Showing posts with label Priority. Show all posts
Showing posts with label Priority. Show all posts

Thursday, October 16, 2014

Reading at Fourth-Grade Level? CCSD Welcomes You to High School

If you set the goal low enough, almost everyone can achieve it.




However, the Charleston County School District struggles to meet its own criterion that all incoming ninth graders will read at the fourth grade level. Despite focusing on literacy for the past few years, nearly 13 percent of the district's students read at or below the fourth-grade level. That would be bad enough if those students were spread evenly among CCSD's high schools. An additional problem is that they are clustered, often up to 40 percent of an entering class, in CCSD's lowest-performing schools. a

Below is an example of a fourth-grade reading worksheet. Remember that this is the goal for these students.

http://www.k5learning.com/sites/all/files/reading-comprehension-worksheet-grade-4-Washington.pdf

We don't know what percentage reads below the fourth-grade level. Here is third-grade level. Can you imagine this student reading a high school textbook?

http://www.k5learning.com/sites/all/files/reading-comprehension-worksheet-grade-3-rover.pdf

It's way past time to get serious about reading. If students reading on this low a level pass their freshman classes, what does that suggest about the difficulty of what they are learning? What percentage of these students will actually graduate?

Time to fish or cut bait. Either put all students reading at fourth-grade level or below in the same classes in the same school and keep them there until each reads at least on the sixth-grade level or distribute them evenly over the district's high schools so that students reading at grade level or above need not face a class with a majority of poor readers.


Tuesday, September 17, 2013

Priority Schools in Charleston County: McGinley Blames Teachers

"Priority" schools, by definition of the state Board of Education are South Carolina's lowest-performing, high-poverty schools. Being named a Priority School is not a compliment; in fact, that sobriquet is reserved for the lowest performing five percent. Only 26 schools statewide are on the list, and five of them are in the Charleston County School District. Richland County has none; Greenville County has only two. Think about that for a moment.

Not too long ago, such schools would be taken over by the state, but state takeovers in the past, such as in Allendale-Fairfax. have not been terribly productive. Now such schools must offer parents the option of transferring to higher-performing schools or intensive free tutoring.

North Charleston's Lambs Elementary featured in a local story states that it is getting poorer every year, a claim based presumably on applications for free and reduced meals. Since this is its second year on the list, perhaps more non-poverty students than poor students have taken the transfer option. Lambs previously drew more students from the military base, but where are they living now? What percentage are bused in from other neighborhood districts? As usual, asking questions regarding details of its decline never occurs to the reporter.

Principal Jamalar Logan took over the school in the middle of last year, but the reporter doesn't ask why. Logan was originally made principal in November 2011 but then had been shifted elsewhere. Perhaps, as in so many of CCSD's poorly-performing schools, Lambs has been the victim of revolving door principals. Certainly Superintendent McGinley and her associate Jim Winbush weren't going to volunteer that information to Mick Zais, especially since both are part of the administration they claim responsible.

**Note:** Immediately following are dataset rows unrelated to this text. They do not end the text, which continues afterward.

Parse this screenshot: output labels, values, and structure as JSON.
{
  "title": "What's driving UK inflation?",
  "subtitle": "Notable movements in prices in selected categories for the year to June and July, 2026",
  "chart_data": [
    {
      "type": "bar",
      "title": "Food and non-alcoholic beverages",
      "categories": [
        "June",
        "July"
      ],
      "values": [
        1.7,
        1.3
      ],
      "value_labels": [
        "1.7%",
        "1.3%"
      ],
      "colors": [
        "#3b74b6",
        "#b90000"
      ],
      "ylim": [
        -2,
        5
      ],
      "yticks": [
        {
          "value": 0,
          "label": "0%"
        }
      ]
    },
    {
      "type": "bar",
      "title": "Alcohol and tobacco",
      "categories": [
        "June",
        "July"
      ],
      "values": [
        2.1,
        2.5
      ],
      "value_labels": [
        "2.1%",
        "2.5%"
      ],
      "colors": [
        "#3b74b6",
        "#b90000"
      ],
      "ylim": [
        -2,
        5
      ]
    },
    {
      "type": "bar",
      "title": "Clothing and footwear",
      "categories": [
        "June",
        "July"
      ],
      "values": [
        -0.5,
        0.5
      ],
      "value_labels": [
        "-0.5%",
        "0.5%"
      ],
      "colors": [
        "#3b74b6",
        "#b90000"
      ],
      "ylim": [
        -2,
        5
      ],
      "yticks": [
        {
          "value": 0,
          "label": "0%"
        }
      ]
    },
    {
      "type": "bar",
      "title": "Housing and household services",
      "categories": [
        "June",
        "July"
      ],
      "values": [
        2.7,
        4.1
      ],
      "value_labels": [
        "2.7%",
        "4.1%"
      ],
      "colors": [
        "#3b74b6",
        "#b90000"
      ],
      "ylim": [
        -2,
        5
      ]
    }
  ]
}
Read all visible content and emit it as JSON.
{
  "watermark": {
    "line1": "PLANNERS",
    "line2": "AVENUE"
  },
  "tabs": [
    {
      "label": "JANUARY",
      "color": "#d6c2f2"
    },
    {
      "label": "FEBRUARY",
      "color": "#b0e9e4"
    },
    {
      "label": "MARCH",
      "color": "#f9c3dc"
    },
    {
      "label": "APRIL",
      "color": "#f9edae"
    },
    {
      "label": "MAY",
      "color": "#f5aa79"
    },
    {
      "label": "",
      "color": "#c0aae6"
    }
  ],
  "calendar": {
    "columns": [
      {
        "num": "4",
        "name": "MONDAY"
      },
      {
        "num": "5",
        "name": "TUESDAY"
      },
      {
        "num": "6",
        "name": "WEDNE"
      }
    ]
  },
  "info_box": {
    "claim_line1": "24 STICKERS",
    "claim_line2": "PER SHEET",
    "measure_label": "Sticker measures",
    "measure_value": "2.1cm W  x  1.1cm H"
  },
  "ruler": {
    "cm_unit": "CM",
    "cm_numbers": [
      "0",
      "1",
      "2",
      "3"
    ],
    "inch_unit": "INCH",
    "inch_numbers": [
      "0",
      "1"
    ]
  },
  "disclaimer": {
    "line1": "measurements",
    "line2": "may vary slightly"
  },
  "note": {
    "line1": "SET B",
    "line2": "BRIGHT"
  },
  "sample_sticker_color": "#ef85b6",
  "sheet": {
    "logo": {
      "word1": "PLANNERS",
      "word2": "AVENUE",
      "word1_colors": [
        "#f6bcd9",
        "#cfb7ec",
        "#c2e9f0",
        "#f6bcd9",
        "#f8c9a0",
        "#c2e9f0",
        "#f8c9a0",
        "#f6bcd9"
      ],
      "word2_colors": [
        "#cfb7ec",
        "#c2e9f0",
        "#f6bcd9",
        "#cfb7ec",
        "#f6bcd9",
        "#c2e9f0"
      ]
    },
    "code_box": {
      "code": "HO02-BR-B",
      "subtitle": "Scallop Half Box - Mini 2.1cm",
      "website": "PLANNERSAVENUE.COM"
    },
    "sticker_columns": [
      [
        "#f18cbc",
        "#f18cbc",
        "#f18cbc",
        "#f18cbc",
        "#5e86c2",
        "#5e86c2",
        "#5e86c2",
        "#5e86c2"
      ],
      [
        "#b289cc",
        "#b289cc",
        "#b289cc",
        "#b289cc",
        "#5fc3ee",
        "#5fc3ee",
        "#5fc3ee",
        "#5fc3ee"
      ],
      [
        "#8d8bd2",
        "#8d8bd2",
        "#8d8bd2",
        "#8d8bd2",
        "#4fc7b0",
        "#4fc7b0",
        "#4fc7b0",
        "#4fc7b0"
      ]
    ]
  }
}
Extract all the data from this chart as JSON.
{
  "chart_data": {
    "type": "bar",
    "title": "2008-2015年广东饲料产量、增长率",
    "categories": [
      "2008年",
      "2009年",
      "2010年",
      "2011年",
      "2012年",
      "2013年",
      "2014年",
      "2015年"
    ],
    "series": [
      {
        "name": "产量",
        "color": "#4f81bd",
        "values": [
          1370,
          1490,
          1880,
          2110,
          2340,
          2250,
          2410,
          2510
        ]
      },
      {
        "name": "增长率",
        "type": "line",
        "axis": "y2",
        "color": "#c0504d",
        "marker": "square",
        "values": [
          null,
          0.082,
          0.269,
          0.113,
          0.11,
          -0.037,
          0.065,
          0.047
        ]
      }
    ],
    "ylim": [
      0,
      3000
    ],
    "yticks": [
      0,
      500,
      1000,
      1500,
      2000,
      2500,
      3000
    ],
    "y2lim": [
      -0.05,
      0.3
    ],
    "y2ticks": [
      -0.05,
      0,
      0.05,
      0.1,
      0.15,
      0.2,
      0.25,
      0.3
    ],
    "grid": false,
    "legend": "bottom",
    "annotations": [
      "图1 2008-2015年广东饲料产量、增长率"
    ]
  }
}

In her remarks McGinley seemed to blame lower scores on the higher percentage of Hispanic students; however, that would make sense if the lower scores were in the language arts area. Instead, math and science are the areas of concern. The reporter also forgot to ask if any teachers had left or not had their contracts renewed and if any new teachers were inexperienced.  In addition, since the school will be using a "new math curriculum," would it not be of interest to find out what it is, what has been dropped, and what are perceived as the weaknesses of the old curriculum? And if teachers weren't focused enough on teaching math, whose fault was that?

Despite the reporter's years of reporting on CCSD, she still has little curiosity beyond what the superintendent tells her.